Employee feedback is an incredibly powerful tool. If offered properly, it has the ability to grow and develop the people of your organisation, improve the levels of trust and communication, and strengthen bonds between employees and managers. But unfortunately, feedback is often ignored or omitted entirely in an effort to avoid discomfort.
Here are six tips to help managers and leaders give employee feedback that’s frequent, effective, and will help you get you the outcome you need.
Be Specific
Employee feedback should be solutions-oriented, crystal clear, and to the point. If your intention is to offer corrective feedback, general comments, like “Your work needs to be improved” or “I wasn’t very impressed with those reports. You have to do better than that” can leave your employee confused and in the dark as to what aspect of their work needs to be corrected.
Be specific on what you’d like your employee to do and offer guidance on how they can apply the feedback. For example, “I noticed you were late on your last two deadlines. I’d like to work with you on your time management to ensure you’re not committing to too much and completing each of your tasks in a timely manner.”
Be Respectful
Lecturing someone on how they should improve is about as effective as talking to a brick wall. Don’t forget the important element of respect when discussing vulnerable topics, and certainly don’t talk at someone when it’s far more effective to open up the conversation and talk with them.

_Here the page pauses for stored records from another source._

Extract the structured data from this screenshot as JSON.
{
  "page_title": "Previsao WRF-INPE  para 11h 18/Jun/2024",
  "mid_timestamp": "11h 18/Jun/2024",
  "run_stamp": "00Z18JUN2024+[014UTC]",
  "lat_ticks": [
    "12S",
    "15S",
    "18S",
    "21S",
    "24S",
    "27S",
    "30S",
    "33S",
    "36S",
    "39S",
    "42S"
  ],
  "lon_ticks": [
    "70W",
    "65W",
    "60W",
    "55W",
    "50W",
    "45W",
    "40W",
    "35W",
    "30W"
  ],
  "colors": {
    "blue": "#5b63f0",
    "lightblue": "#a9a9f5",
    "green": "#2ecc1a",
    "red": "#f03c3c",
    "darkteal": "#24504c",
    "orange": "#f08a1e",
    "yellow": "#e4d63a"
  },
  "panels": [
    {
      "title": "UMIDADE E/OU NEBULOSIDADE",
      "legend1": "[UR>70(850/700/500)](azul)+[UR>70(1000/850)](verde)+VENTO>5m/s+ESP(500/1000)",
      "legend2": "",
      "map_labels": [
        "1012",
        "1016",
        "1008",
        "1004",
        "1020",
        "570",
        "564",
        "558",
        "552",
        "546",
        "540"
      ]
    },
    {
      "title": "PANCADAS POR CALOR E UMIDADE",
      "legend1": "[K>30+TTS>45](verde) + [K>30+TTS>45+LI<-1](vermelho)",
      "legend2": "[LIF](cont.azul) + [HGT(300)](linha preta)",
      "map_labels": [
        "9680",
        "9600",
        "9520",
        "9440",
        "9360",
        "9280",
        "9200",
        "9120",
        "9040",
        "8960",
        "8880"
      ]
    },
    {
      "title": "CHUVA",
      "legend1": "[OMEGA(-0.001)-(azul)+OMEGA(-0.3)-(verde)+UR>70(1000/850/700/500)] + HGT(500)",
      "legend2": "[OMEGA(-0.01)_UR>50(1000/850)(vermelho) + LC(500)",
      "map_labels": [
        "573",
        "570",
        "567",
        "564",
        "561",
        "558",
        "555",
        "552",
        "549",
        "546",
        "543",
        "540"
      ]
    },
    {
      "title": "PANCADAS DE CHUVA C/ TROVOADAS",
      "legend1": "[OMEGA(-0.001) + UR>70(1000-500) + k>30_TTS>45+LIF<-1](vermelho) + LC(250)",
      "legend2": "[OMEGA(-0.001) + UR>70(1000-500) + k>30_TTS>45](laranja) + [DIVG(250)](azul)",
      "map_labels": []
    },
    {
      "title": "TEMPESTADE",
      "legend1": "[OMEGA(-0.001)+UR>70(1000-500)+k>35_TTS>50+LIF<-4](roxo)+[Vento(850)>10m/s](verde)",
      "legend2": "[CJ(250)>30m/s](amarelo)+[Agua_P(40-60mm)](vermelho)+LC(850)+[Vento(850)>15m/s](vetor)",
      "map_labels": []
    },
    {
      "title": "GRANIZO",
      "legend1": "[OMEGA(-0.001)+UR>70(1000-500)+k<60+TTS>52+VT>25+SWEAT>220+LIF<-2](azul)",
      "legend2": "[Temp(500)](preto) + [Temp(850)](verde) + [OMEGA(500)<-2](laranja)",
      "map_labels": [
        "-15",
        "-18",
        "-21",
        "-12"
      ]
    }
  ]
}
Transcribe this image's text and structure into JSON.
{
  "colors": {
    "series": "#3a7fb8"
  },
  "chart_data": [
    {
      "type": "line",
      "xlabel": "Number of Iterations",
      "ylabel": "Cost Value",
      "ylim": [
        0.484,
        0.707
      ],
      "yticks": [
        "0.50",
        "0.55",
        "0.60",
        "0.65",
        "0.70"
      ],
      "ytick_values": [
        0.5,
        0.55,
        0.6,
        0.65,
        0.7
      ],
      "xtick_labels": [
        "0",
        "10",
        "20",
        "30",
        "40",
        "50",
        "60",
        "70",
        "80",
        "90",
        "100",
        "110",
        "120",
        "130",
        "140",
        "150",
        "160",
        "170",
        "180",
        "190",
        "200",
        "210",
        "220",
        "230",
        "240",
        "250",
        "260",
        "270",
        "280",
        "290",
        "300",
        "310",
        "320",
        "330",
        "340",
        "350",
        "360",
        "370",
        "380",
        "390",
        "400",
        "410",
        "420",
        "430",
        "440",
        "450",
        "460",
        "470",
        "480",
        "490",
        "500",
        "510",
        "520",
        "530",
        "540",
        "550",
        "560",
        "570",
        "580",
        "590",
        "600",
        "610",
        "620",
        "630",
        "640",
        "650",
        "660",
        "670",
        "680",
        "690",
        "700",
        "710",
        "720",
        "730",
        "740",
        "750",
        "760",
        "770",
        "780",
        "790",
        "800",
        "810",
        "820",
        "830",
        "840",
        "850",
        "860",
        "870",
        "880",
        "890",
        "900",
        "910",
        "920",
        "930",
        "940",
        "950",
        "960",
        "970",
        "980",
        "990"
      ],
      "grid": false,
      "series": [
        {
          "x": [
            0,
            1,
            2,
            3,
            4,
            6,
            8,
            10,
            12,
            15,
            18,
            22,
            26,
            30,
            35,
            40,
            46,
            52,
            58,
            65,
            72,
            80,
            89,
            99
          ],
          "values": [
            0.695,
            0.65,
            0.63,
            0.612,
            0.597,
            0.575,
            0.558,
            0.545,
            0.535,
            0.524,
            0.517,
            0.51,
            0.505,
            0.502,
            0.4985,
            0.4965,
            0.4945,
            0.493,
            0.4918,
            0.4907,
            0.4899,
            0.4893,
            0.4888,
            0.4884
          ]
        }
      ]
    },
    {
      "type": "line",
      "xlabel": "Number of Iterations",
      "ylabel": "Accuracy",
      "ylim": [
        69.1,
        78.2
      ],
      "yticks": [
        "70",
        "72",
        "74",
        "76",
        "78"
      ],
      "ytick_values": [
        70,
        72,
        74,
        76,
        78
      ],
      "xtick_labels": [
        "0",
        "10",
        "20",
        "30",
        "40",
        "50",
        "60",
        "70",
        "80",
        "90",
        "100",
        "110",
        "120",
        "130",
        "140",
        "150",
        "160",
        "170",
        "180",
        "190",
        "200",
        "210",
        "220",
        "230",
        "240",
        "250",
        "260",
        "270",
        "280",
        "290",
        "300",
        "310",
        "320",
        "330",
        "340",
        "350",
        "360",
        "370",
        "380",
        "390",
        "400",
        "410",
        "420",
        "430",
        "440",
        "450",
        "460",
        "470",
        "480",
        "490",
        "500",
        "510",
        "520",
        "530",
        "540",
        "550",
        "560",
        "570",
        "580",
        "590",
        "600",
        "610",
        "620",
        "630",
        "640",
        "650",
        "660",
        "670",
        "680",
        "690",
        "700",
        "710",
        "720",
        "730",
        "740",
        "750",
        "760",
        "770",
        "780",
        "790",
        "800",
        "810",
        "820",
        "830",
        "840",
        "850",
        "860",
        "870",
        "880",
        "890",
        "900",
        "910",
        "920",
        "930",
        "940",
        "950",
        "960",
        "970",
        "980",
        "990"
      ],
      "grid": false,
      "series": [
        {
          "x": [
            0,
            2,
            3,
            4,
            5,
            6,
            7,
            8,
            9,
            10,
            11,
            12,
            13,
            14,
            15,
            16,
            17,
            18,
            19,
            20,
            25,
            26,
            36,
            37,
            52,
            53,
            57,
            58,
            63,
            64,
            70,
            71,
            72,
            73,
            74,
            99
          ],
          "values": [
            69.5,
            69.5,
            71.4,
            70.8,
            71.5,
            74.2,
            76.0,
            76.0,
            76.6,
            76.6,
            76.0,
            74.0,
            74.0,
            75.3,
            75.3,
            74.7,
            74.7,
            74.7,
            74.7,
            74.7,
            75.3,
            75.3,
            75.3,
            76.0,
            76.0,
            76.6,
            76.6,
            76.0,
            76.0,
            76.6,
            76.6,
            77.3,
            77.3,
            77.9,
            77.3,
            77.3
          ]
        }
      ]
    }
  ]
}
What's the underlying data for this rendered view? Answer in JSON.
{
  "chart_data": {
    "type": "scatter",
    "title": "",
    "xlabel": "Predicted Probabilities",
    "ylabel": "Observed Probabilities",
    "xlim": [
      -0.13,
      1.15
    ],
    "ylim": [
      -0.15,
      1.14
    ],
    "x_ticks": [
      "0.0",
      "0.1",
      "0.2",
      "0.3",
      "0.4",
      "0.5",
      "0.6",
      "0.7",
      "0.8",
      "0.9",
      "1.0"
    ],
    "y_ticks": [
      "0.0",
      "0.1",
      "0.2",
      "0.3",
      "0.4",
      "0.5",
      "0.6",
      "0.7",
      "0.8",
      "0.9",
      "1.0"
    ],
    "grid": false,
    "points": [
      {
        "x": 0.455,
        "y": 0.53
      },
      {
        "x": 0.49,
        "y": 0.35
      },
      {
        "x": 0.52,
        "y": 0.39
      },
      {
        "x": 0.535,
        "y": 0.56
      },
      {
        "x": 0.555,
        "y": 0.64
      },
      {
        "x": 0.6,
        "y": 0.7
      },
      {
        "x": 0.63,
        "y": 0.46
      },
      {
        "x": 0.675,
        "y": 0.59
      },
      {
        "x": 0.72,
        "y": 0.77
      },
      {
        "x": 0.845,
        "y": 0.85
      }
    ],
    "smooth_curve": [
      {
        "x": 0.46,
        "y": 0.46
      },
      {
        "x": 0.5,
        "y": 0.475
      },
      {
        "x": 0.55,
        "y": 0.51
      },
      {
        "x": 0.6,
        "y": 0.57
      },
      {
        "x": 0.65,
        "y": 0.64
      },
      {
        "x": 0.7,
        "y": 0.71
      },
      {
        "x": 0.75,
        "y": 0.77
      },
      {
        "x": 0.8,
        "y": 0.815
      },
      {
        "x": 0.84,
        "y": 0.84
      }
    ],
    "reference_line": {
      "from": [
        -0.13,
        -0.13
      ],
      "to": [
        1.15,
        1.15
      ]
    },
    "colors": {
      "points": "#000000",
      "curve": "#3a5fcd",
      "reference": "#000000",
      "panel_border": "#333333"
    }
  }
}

Let the receiver respond to your feedback and allow them to ask follow-up questions. Once the issue is clear, then you two can work together to land on a solution or course-of-action.
Don’t Give Unsolicited Advice
One big mistake many leaders make is delivering advice instead of constructive feedback. People often think it’s nicer to phrase criticisms more gently by injecting words like: should, would, ought, and try. The problem is that by using these words, your constructive feedback becomes advice. This only confuses the matter, raises the other party’s defensiveness, and pushes them in the opposite direction of great performance.
Avoid the Sandwich Approach
Helping someone improve should always be the goal of feedback but sandwiching corrective feedback between two pieces of positive feedback simply won’t soften the blow. This method creates confusion for the receiver, undermines your feedback, and can decrease levels of trust.
Although it may feel more uncomfortable for the giver, being upfront and transparent with corrective feedback sets the foundation for an authentic conversation. Focus on delivering feedback tactfully instead of beating around the bush.
Forward customers' feedback to your employees
Giving feedback doesn't only mean giving corrective feedback. Your employees need to hear when they are doing great, especially when it comes from your customers. Forwarding your customers feedback to your employees will motivate them to give their best to achieve success.
Don’t Forget to Follow Up
Evaluation is tough, and it takes a lot of thought and energy to do it properly. Instead of treating feedback conversations as a one-and-done, follow-up with your employee and show appreciation when you see improvement along the way. This will show them that you care about their success, and it can motivate them to keep up the great work.
Employee feedback is a necessary part of growth and development. These tips can help managers and leaders deliver it more effectively, which will lead to more collaborative, communicative, and higher-performing cultures.